The pain of parting with your foster dog

How can you give him up? Anyone who has fostered a dog has heard this question over and over.
The pain of parting with your foster dog

CHENNAI : How can you give him up? Anyone who has fostered a dog has heard this question over and over. Most people we approach for fostering say they could never think about fostering because they’d never be able to give up a dog. But it’s not ‘giving up’ a dog; the job of a foster is to take a dog and get him ready for a great new home. 

To foster a dog is, quite simply, saving that dog’s life. A foster home provides the dog with a safe, temporary place of refuge until he is ultimately placed in a permanent, adoptive home. Most of us rescuers rely solely on a network of dedicated, volunteer foster homes, and could not survive without them. And there are never enough foster homes.

Why? Because there are more dogs in need than there are foster homes available to meet that need. By taking a deserving dog into their homes, fosters increase that dog’s chances of being adopted. Foster families have the time and the ability to transform their foster dog, through one-on-one contact, exercise and interaction, into a pet ready to go to their permanent home.

Fostering provides a dog in need with a stable environment, coupled with love, attention and affection. Fosters are the essential eyes and ears of rescuers. By spending every day with their foster dog, fosters will learn all they can about his particular personality. When you foster, you agree to take a homeless dog into your home and give him or her love, care and attention, either for a predetermined period of time or until the dog is adopted. Fostering is one of the most rewarding experiences you can have (other than adopting, of course). By fostering, you are freeing up a spot so the shelter or rescuer can take in another dog.

Fostering is needed for various reasons. The rescuer doesn’t have a physical shelter and depends on foster homes to care for dogs until suitable homes are found. A puppy is too young to be adopted and needs a safe place to stay until he or she is old enough to go to a forever home. A dog is recovering from surgery, illness or injury and needs a safe place to recuperate. A dog under stress or a dog has not lived in a home before or has not had much contact with people and needs to be socialised.

When you foster, you can specify the type of dog you want to bring in your home. Some people only want puppies and others only want seniors. Some only want those that are known to be housebroken or known to be good with cats or other dogs. You can foster for a few weeks, months or whatever fits into your schedule. If you already have a dog, make sure your resident pets are healthy, up to date on all their vaccinations and are good-natured enough to welcome the occasional temporary visitor. If fosters already have a dog — either their own or another foster — in residence, all the better.

The more animals their foster dog meets, the more socialised he will become, the more easily he will handle stress, and the more relaxed he will be around strangers. For those who have never owned a dog, fostering provides them with the unique opportunity to see if they themselves are suited for permanent pet parenthood. There is even a term for it: Foster Fail. It is when the fosters get so attached to the dogs that they themselves adopt them instead of adopting them out.

So, the answer to the question, ‘How can you give him up?’ is that the most successful fosters, despite being emotionally invested, know that they are a stepping stone towards their foster dog’s future. And that as one successfully fostered dog leaves their home, another needy and deserving dog is waiting to enter it. Ultimately, then, fostering a dog saves not just one life, but two. It’s incredibly fulfilling when you take a scared/sick/unloved dog, and you help change that definition.

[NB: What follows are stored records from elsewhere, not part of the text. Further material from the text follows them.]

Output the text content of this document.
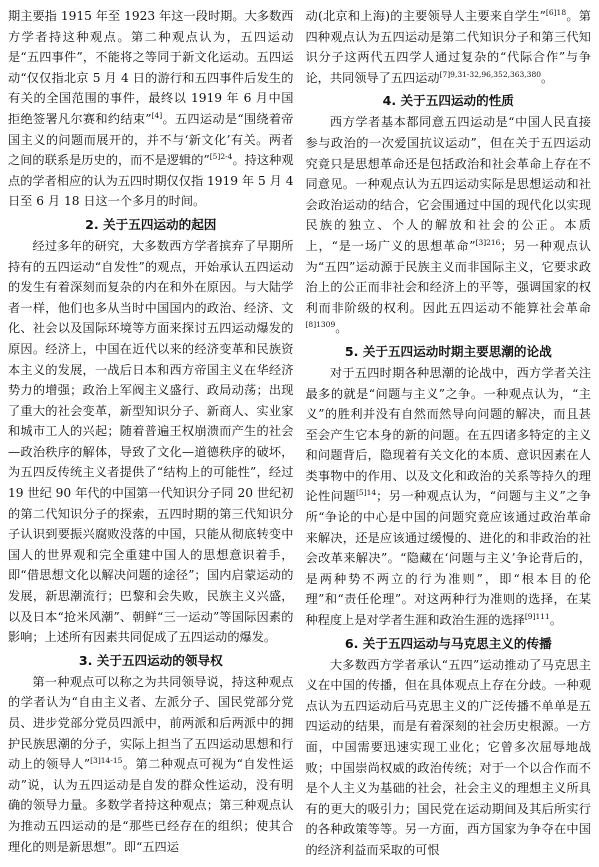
期主要指 1915 年至 1923 年这一段时期。大多数西方学者持这种观点。第二种观点认为，五四运动是“五四事件”，不能将之等同于新文化运动。五四运动“仅仅指北京 5 月 4 日的游行和五四事件后发生的有关的全国范围的事件，最终以 1919 年 6 月中国拒绝签署凡尔赛和约结束”[4]。五四运动是“围绕着帝国主义的问题而展开的，并不与‘新文化’有关。两者之间的联系是历史的，而不是逻辑的”$^{[5]2-4}$。持这种观点的学者相应的认为五四时期仅仅指 1919 年 5 月 4 日至 6 月 18 日这一个多月的时间。

2. 关于五四运动的起因

经过多年的研究，大多数西方学者摈弃了早期所持有的五四运动“自发性”的观点，开始承认五四运动的发生有着深刻而复杂的内在和外在原因。与大陆学者一样，他们也多从当时中国国内的政治、经济、文化、社会以及国际环境等方面来探讨五四运动爆发的原因。经济上，中国在近代以来的经济变革和民族资本主义的发展，一战后日本和西方帝国主义在华经济势力的增强；政治上军阀主义盛行、政局动荡；出现了重大的社会变革，新型知识分子、新商人、实业家和城市工人的兴起；随着普遍王权崩溃而产生的社会—政治秩序的解体，导致了文化—道德秩序的破坏，为五四反传统主义者提供了“结构上的可能性”，经过 19 世纪 90 年代的中国第一代知识分子同 20 世纪初的第二代知识分子的探索，五四时期的第三代知识分子认识到要振兴腐败没落的中国，只能从彻底转变中国人的世界观和完全重建中国人的思想意识着手，即“借思想文化以解决问题的途径”；国内启蒙运动的发展，新思潮流行；巴黎和会失败，民族主义兴盛，以及日本“抢米风潮”、朝鲜“三一运动”等国际因素的影响；上述所有因素共同促成了五四运动的爆发。

3. 关于五四运动的领导权

第一种观点可以称之为共同领导说，持这种观点的学者认为“自由主义者、左派分子、国民党部分党员、进步党部分党员四派中，前两派和后两派中的拥护民族思潮的分子，实际上担当了五四运动思想和行动上的领导人”$^{[3]14-15}$。第二种观点可视为“自发性运动”说，认为五四运动是自发的群众性运动，没有明确的领导力量。多数学者持这种观点；第三种观点认为推动五四运动的是“那些已经存在的组织；使其合理化的则是新思想”。即“五四运

动(北京和上海)的主要领导人主要来自学生”$^{[6]18}$。第四种观点认为五四运动是第二代知识分子和第三代知识分子这两代五四学人通过复杂的“代际合作”与争论，共同领导了五四运动$^{[7]9,31-32,96,352,363,380}$。

4. 关于五四运动的性质

西方学者基本都同意五四运动是“中国人民直接参与政治的一次爱国抗议运动”，但在关于五四运动究竟只是思想革命还是包括政治和社会革命上存在不同意见。一种观点认为五四运动实际是思想运动和社会政治运动的结合，它会围通过中国的现代化以实现民族的独立、个人的解放和社会的公正。本质上，“是一场广义的思想革命”$^{[3]216}$；另一种观点认为“五四”运动源于民族主义而非国际主义，它要求政治上的公正而非社会和经济上的平等，强调国家的权利而非阶级的权利。因此五四运动不能算社会革命$^{[8]1309}$。

5. 关于五四运动时期主要思潮的论战

对于五四时期各种思潮的论战中，西方学者关注最多的就是“问题与主义”之争。一种观点认为，“主义”的胜利并没有自然而然导向问题的解决，而且甚至会产生它本身的新的问题。在五四诸多特定的主义和问题背后，隐现着有关文化的本质、意识因素在人类事物中的作用、以及文化和政治的关系等持久的理论性问题$^{[5]14}$；另一种观点认为，“问题与主义”之争所“争论的中心是中国的问题究竟应该通过政治革命来解决，还是应该通过缓慢的、进化的和非政治的社会改革来解决”。“隐藏在‘问题与主义’争论背后的，是两种势不两立的行为准则”，即“根本目的伦理”和“责任伦理”。对这两种行为准则的选择，在某种程度上是对学者生涯和政治生涯的选择$^{[9]111}$。

6. 关于五四运动与马克思主义的传播

大多数西方学者承认“五四”运动推动了马克思主义在中国的传播，但在具体观点上存在分歧。一种观点认为五四运动后马克思主义的广泛传播不单单是五四运动的结果，而是有着深刻的社会历史根源。一方面，中国需要迅速实现工业化；它曾多次屈辱地战败；中国崇尚权威的政治传统；对于一个以合作而不是个人主义为基础的社会，社会主义的理想主义所具有的更大的吸引力；国民党在运动期间及其后所实行的各种政策等等。另一方面，西方国家为争夺在中国的经济利益而采取的可恨
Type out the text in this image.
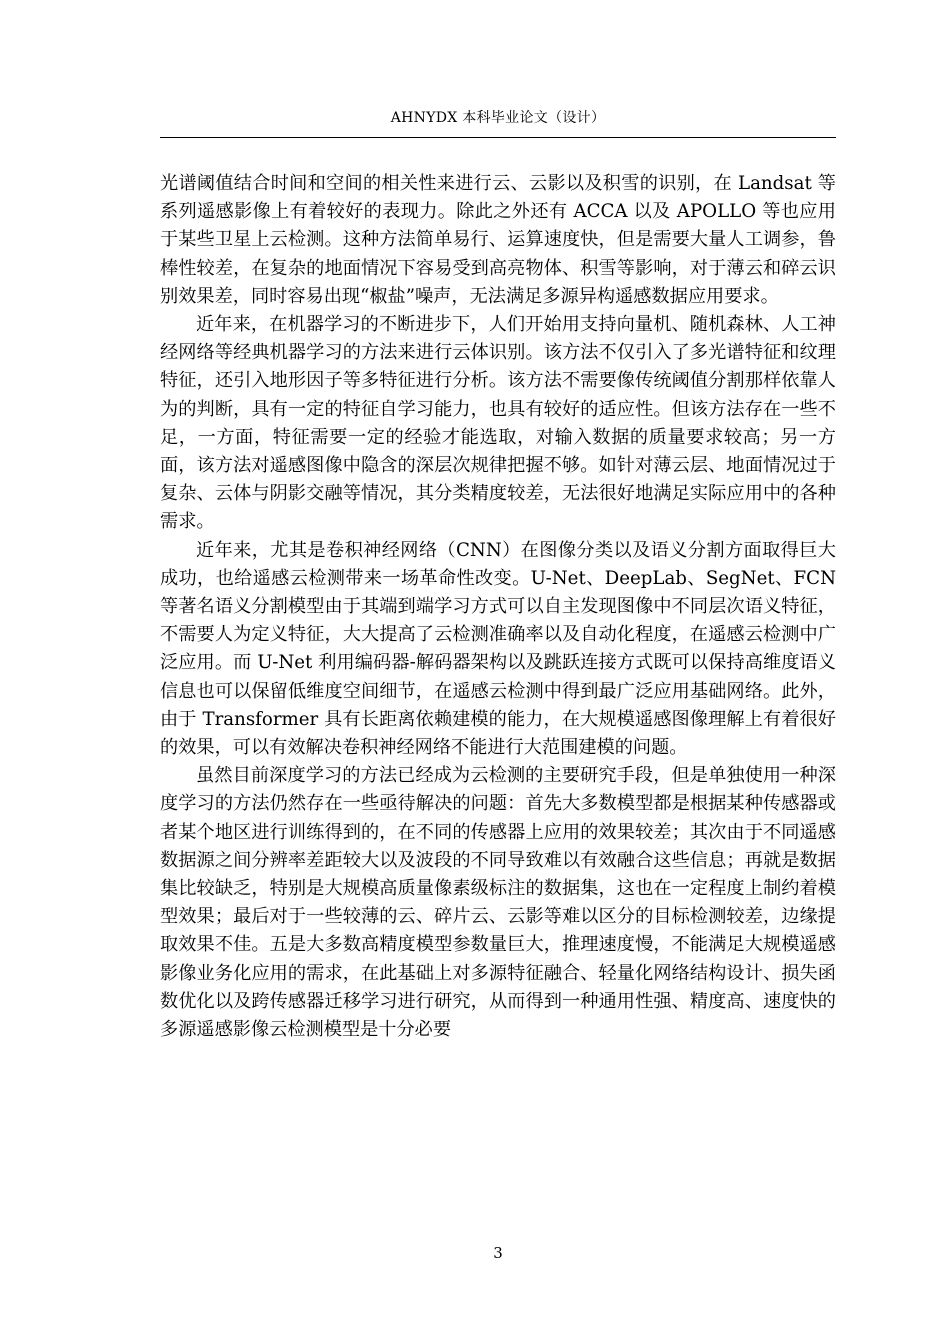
AHNYDX 本科毕业论文（设计）

光谱阈值结合时间和空间的相关性来进行云、云影以及积雪的识别，在 Landsat 等系列遥感影像上有着较好的表现力。除此之外还有 ACCA 以及 APOLLO 等也应用于某些卫星上云检测。这种方法简单易行、运算速度快，但是需要大量人工调参，鲁棒性较差，在复杂的地面情况下容易受到高亮物体、积雪等影响，对于薄云和碎云识别效果差，同时容易出现“椒盐”噪声，无法满足多源异构遥感数据应用要求。

近年来，在机器学习的不断进步下，人们开始用支持向量机、随机森林、人工神经网络等经典机器学习的方法来进行云体识别。该方法不仅引入了多光谱特征和纹理特征，还引入地形因子等多特征进行分析。该方法不需要像传统阈值分割那样依靠人为的判断，具有一定的特征自学习能力，也具有较好的适应性。但该方法存在一些不足，一方面，特征需要一定的经验才能选取，对输入数据的质量要求较高；另一方面，该方法对遥感图像中隐含的深层次规律把握不够。如针对薄云层、地面情况过于复杂、云体与阴影交融等情况，其分类精度较差，无法很好地满足实际应用中的各种需求。

近年来，尤其是卷积神经网络（CNN）在图像分类以及语义分割方面取得巨大成功，也给遥感云检测带来一场革命性改变。U-Net、DeepLab、SegNet、FCN 等著名语义分割模型由于其端到端学习方式可以自主发现图像中不同层次语义特征，不需要人为定义特征，大大提高了云检测准确率以及自动化程度，在遥感云检测中广泛应用。而 U-Net 利用编码器-解码器架构以及跳跃连接方式既可以保持高维度语义信息也可以保留低维度空间细节，在遥感云检测中得到最广泛应用基础网络。此外，由于 Transformer 具有长距离依赖建模的能力，在大规模遥感图像理解上有着很好的效果，可以有效解决卷积神经网络不能进行大范围建模的问题。

虽然目前深度学习的方法已经成为云检测的主要研究手段，但是单独使用一种深度学习的方法仍然存在一些亟待解决的问题：首先大多数模型都是根据某种传感器或者某个地区进行训练得到的，在不同的传感器上应用的效果较差；其次由于不同遥感数据源之间分辨率差距较大以及波段的不同导致难以有效融合这些信息；再就是数据集比较缺乏，特别是大规模高质量像素级标注的数据集，这也在一定程度上制约着模型效果；最后对于一些较薄的云、碎片云、云影等难以区分的目标检测较差，边缘提取效果不佳。五是大多数高精度模型参数量巨大，推理速度慢，不能满足大规模遥感影像业务化应用的需求，在此基础上对多源特征融合、轻量化网络结构设计、损失函数优化以及跨传感器迁移学习进行研究，从而得到一种通用性强、精度高、速度快的多源遥感影像云检测模型是十分必要

3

It’s amazing what some love and attention can do. There are many benefits to fostering, many pleasant surprises and many unexpected rewards. Foster parents, past and present, describe it as one of the most memorable and gratifying experiences of their lives. And if the dogs could speak they would have told you that you saved him. You gave him a second chance at life.

Are you ready to be a pet parent?
For those who have never owned a dog, fostering provides them with the unique opportunity to see if they themselves are suited for permanent pet parenthood. When you foster, you can specify the type of dog you want.